Interessante dizer como
isso teve início. Primeiro, surgiram uns pêlos longos que brotavam do
meu nariz e das minhas orelhas. Aparentemente uma hipertricose. Foi o
que o primeiro especialista afirmou. Até aí podia haver uma esperança.
Depois os pêlos começaram a se espalhar rapidamente por todo o meu
corpo. Procurei o mesmo especialista, que alterou o diagnóstico para
hirsutismo proporcionado por profundo estado de estresse no trabalho.
Foi quando disse a ele que não me sentia estressado, muito menos no
trabalho. No que ele foi ríspido, dizendo que se eu estava contestando o
diagnóstico dele era porque eu não precisava de médico algum, e que eu
poderia me tratar sozinho. Não me tratei sozinho, obviamente, mas
procurei por outro especialista. Que insistiu no mesmo parecer do
primeiro. Comecei a ficar ansioso desde então. Pois o tratamento, como
afirmara o primeiro especialista e agora o segundo, não garantiria a
cura. Passei a não dormir. A ficar agressivo e a quebrar os primeiros
vasos na parede logo após tê-los acabado de confeccionar. Insisti.
Um terceiro especialista. Nem é preciso dizer: o diagnóstico sumamente
igual ao dos outros dois. Comecei, a partir de então, a agredir os
clientes (não os habituais, pois esses já não me procuravam havia
tempo), atirando vasos contra eles quando perguntavam se eu também
produzia vasos sem pêlos. E, por qualquer outro motivo que fosse que me
deixasse irritado ou contrariado, eu reagia com animosidade. Quando
procurei o quarto especialista, já despontava uma cauda na minha
traseira e os meus dentes já se manifestavam como caninos pontiagudos.

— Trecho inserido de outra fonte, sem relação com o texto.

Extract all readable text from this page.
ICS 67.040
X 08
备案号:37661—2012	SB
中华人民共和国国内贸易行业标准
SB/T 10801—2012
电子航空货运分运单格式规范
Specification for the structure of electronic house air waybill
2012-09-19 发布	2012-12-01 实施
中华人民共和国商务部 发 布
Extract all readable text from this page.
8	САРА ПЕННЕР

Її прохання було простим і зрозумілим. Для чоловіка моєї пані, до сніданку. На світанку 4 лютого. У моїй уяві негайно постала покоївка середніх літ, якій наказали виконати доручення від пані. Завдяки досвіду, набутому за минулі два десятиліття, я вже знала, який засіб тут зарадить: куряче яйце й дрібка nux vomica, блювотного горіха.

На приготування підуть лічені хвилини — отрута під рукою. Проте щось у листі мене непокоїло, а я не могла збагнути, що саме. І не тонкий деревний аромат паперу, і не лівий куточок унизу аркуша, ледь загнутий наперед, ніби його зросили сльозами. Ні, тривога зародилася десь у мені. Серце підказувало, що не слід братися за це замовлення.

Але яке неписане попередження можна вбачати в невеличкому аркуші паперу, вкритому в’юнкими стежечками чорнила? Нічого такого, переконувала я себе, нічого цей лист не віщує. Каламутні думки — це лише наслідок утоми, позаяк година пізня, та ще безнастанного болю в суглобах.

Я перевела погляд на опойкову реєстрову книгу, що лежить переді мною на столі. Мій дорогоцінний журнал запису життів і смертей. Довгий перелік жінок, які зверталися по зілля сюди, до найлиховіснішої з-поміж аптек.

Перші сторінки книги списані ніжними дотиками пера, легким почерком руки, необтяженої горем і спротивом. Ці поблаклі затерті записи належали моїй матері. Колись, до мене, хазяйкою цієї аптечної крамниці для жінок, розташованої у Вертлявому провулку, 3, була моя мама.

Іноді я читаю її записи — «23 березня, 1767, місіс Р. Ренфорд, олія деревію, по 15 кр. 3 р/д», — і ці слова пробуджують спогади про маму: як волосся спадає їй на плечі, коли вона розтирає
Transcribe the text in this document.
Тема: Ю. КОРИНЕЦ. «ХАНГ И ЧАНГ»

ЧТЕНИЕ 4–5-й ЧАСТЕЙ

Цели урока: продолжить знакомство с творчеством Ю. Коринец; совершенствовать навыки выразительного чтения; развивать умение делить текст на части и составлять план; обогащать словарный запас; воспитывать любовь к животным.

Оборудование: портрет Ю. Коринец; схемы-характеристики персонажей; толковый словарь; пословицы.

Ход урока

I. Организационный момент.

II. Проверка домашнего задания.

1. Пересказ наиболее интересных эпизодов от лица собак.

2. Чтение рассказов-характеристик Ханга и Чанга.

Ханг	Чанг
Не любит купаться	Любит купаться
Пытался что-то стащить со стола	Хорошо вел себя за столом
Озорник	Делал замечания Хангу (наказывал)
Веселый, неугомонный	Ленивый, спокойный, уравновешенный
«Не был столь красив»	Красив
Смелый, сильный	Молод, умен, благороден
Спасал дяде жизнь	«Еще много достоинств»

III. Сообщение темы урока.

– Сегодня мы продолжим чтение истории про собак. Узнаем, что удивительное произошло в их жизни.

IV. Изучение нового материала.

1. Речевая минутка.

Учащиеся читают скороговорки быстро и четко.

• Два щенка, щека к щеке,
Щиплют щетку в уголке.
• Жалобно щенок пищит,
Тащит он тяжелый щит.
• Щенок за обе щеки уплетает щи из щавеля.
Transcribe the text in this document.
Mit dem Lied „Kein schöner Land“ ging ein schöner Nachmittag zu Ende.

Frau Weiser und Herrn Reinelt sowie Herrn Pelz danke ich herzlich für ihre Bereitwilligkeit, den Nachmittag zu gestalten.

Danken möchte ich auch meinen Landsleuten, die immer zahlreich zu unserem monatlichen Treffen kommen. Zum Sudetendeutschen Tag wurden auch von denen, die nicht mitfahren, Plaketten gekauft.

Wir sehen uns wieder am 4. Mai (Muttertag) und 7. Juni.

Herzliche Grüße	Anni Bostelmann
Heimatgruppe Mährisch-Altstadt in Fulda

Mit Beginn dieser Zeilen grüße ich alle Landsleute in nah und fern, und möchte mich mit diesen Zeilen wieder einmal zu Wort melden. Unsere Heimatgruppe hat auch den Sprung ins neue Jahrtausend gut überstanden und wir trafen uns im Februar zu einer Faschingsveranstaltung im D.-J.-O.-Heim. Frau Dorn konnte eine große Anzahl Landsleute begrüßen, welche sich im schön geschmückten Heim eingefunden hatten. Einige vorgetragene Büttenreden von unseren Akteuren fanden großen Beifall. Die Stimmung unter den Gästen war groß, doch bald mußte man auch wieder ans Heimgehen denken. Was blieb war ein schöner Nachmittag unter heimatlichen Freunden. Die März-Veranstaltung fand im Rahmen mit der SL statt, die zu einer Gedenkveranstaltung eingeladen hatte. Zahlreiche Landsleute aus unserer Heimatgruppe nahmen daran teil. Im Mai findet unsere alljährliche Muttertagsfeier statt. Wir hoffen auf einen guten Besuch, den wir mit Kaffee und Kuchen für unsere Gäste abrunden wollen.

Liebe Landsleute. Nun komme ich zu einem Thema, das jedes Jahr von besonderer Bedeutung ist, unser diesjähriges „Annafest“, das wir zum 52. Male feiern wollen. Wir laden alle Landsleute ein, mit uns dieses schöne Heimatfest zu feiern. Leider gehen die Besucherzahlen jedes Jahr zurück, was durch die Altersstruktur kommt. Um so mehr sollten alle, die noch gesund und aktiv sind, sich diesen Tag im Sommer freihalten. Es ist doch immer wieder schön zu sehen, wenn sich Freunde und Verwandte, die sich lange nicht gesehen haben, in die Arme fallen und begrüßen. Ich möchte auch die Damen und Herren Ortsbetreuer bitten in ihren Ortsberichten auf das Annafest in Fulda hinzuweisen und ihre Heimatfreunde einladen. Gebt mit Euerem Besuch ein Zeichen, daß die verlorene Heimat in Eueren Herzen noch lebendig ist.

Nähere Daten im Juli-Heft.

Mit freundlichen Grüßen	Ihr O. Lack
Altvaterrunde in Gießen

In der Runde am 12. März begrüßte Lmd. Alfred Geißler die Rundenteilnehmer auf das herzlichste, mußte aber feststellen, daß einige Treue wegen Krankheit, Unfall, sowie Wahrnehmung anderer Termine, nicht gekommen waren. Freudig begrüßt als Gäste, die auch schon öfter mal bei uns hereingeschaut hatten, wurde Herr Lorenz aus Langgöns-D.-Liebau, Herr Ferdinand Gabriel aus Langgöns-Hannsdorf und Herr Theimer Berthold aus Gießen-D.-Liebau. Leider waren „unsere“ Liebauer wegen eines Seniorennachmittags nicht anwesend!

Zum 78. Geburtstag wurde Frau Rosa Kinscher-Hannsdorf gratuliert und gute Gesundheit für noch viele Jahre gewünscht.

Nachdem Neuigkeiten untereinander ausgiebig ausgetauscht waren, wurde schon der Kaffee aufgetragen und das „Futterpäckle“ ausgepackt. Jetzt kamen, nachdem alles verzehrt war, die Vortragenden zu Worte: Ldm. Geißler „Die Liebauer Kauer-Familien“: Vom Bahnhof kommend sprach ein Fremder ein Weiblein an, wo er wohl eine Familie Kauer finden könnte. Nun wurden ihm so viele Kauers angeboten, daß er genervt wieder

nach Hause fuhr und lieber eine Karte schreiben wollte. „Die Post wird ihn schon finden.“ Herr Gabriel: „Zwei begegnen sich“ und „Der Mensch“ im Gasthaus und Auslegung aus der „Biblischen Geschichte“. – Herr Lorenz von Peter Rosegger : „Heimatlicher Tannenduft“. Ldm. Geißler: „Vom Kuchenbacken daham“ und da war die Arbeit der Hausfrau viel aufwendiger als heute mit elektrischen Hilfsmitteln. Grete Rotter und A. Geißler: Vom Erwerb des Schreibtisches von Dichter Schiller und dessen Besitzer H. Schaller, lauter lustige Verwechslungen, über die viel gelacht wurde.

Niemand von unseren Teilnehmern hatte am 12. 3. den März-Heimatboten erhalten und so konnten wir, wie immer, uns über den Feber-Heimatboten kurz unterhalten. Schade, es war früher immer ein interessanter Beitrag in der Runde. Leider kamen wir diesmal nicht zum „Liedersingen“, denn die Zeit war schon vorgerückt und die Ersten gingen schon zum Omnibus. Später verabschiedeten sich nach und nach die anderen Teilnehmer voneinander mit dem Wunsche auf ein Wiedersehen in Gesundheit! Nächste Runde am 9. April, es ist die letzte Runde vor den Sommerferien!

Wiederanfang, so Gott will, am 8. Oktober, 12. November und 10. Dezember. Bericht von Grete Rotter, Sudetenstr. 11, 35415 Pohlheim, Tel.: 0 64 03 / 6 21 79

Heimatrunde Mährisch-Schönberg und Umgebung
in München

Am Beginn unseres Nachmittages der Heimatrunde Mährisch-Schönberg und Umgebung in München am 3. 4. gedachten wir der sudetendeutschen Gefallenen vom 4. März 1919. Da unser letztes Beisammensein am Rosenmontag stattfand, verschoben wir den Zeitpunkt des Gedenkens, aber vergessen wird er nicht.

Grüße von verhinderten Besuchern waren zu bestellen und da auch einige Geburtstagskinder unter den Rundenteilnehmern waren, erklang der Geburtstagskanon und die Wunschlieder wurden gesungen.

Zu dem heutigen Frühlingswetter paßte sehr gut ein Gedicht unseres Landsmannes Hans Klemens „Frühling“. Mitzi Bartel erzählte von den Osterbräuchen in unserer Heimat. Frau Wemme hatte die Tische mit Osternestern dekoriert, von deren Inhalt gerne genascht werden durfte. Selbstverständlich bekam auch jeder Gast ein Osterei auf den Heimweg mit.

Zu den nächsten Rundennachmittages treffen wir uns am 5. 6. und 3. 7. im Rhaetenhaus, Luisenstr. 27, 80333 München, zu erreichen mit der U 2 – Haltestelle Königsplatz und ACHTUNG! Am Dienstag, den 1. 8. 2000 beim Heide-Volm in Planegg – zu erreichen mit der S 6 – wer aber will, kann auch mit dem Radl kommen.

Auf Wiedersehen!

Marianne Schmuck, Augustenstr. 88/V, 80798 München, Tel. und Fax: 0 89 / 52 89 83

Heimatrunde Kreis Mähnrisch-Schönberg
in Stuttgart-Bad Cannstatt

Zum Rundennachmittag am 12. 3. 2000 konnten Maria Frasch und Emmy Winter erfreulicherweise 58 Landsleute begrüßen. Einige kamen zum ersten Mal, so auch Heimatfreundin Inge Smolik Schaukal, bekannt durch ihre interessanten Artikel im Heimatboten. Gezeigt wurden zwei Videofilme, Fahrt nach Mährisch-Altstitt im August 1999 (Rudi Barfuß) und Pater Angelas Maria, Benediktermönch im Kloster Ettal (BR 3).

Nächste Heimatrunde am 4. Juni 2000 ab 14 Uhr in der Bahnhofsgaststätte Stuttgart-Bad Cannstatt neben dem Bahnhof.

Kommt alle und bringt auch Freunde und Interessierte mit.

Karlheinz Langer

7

No entanto, o doutor insistiu para que eu confiasse no diagnóstico dos
seus companheiros de profissão, e acrescentou que o fato de eu ter me
tornado um ser agressivo nada tinha a ver com meus pêlos, dentes e rabo
de cão. A aparência não necessariamente ditava o comportamento. O
instinto animal, afirmou ele, brota em qualquer um de nós, quando
estamos sob forte estresse, como no seu caso, depois é que podem surgir
tais anomalias físicas. Saí furioso do consultório. Com vontade de
atacar o doutor bem na jugular. Contudo, me contive, com muito, muito
esforço. Estava, agora, realmente muito estressado. Pouco tempo depois,
me veio o desejo de devorar as pessoas, sem qualquer motivo aparente.
Não precisava a mínima provocação. Tentei o quinto especialista. Contei
toda a historia, detalhadamente, e frisei (frisei muito bem) que eu
nunca tivera estresse nenhum no meu trabalho de oleiro, que segundo a
insistência dos outros especialistas era o que havia desencadeado essa
minha transformação. O quinto especialista, então, riu da minha cara,
confirmando o diagnóstico dos outros quatro, e acrescentando que eu
estava enganado quanto a ter prazer no meu trabalho, pois em trabalho
algum era possível encontrar prazer, só estresse. Foi aí que fiz minha
primeira vítima fatal. Devorei o doutorzinho. O que me rendeu um
internamento e, finalmente, um relacionamento amistoso e dialógico com
os etologistas.
(Do livro O estranho
hábito de dormir em pé. Curitiba: Travessa dos Editores,
2003)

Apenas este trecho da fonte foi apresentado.